McLaren se quedó con cuatro F1 propios: el XP5 del récord, un LM, un GT de calle y el F1 que ganó Le Mans en 1995. El XP5, el prototipo que había llevado la historia del automóvil a un nuevo capítulo con 77.003 kilómetros en el cuentakilómetros el día del récord, con su chasis original, su motor original y su caja de cambios original intactos después de cinco años de vida dura. Un coche de desarrollo al que le habían dado caña sin piedad y que respondió estableciendo la marca más alta de su categoría.
¿Fue rentable el proyecto? Dermott admitió que no sabía con exactitud si McLaren ganó o perdió dinero. Pero afirmó que Dennis y Mansour Ojjeh quedaron satisfechos porque habían conseguido el objetivo original: construir el mejor superdeportivo del mundo. No el más vendido. No el más rentable. El mejor.
Ron Dennis, en la coda perfecta de toda la historia, recordó un incidente de sus primeros años en la Fórmula 1, cuando llegó tarde a una rueda de prensa y un periodista le tiró una pullita por el retraso. Dennis le respondió que ellos hacían historia y el periodista simplemente la contaba. Reconoció que no fue el mejor momento para decirlo. Pero añadió: «El resultado de este récord genuinamente representa otro trozo de historia, y estoy muy orgulloso de que la empresa haya formado parte de él.»
Hay personas que escriben sobre historia. Y hay personas que la hacen con vaqueros, camisa azul y zapatos marrones, a 386 kilómetros por hora en una recta de 8,4 kilómetros al norte de Wolfsburg.
Lo que el McLaren F1 dice sobre nosotros, ahora que ya no lo fabricamos

Cada vez que aparece un nuevo hipercar con 1.500 CV, batería de 800 voltios, tracción en las cuatro ruedas gestionada por veintisiete microprocesadores y tiempo de vuelta en el Nürburgring que les costará tres comunicados de prensa explicar en detalle, alguien saca el nombre del McLaren F1 a relucir. Como medida. Como referencia.
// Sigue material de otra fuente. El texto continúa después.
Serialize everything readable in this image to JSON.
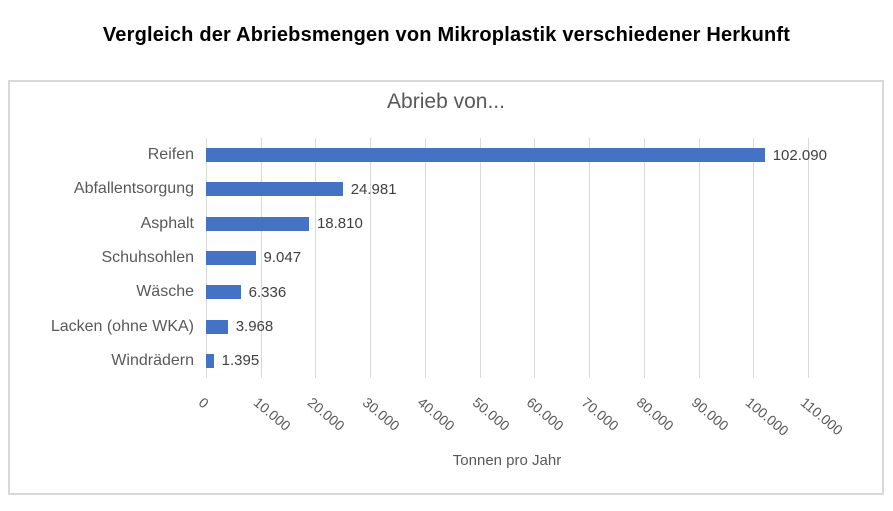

Como recordatorio de que hubo un momento en que un grupo de personas decidieron hacer el mejor coche del mundo sin compromisos, sin atajos, con un motor que respiraba por sí mismo y la certeza de que, si lo hacían bien, el coche hablaría solo.
Y el coche habló. A 386,7 kilómetros por hora, con el aullido de doce cilindros expandiéndose hacia el horizonte alemán, habló más alto que cualquier comunicado de prensa que se haya escrito antes o después sobre velocidad, potencia o ingeniería de élite.
Murray tenía razón con su apuesta. El récord sigue ahí. Y cada año que pasa, cada nuevo superdeportivo que aparece con su montón de electrónica y sus turbos apilados, ese número —386,7 km/h, motor atmosférico, sin ayudas, con neumáticos de calle— se vuelve un poco más grande. Un poco más inalcanzable en su honestidad. Un poco más humano, de la manera en que solo las cosas hechas con convicción absoluta y sin red de seguridad pueden llegar a serlo.
Hay coches que se fabrican. Y hay coches que se crean.
El McLaren F1 fue creado. Y el resto del mundo lleva veintiocho años intentando fabricar algo que se le acerque.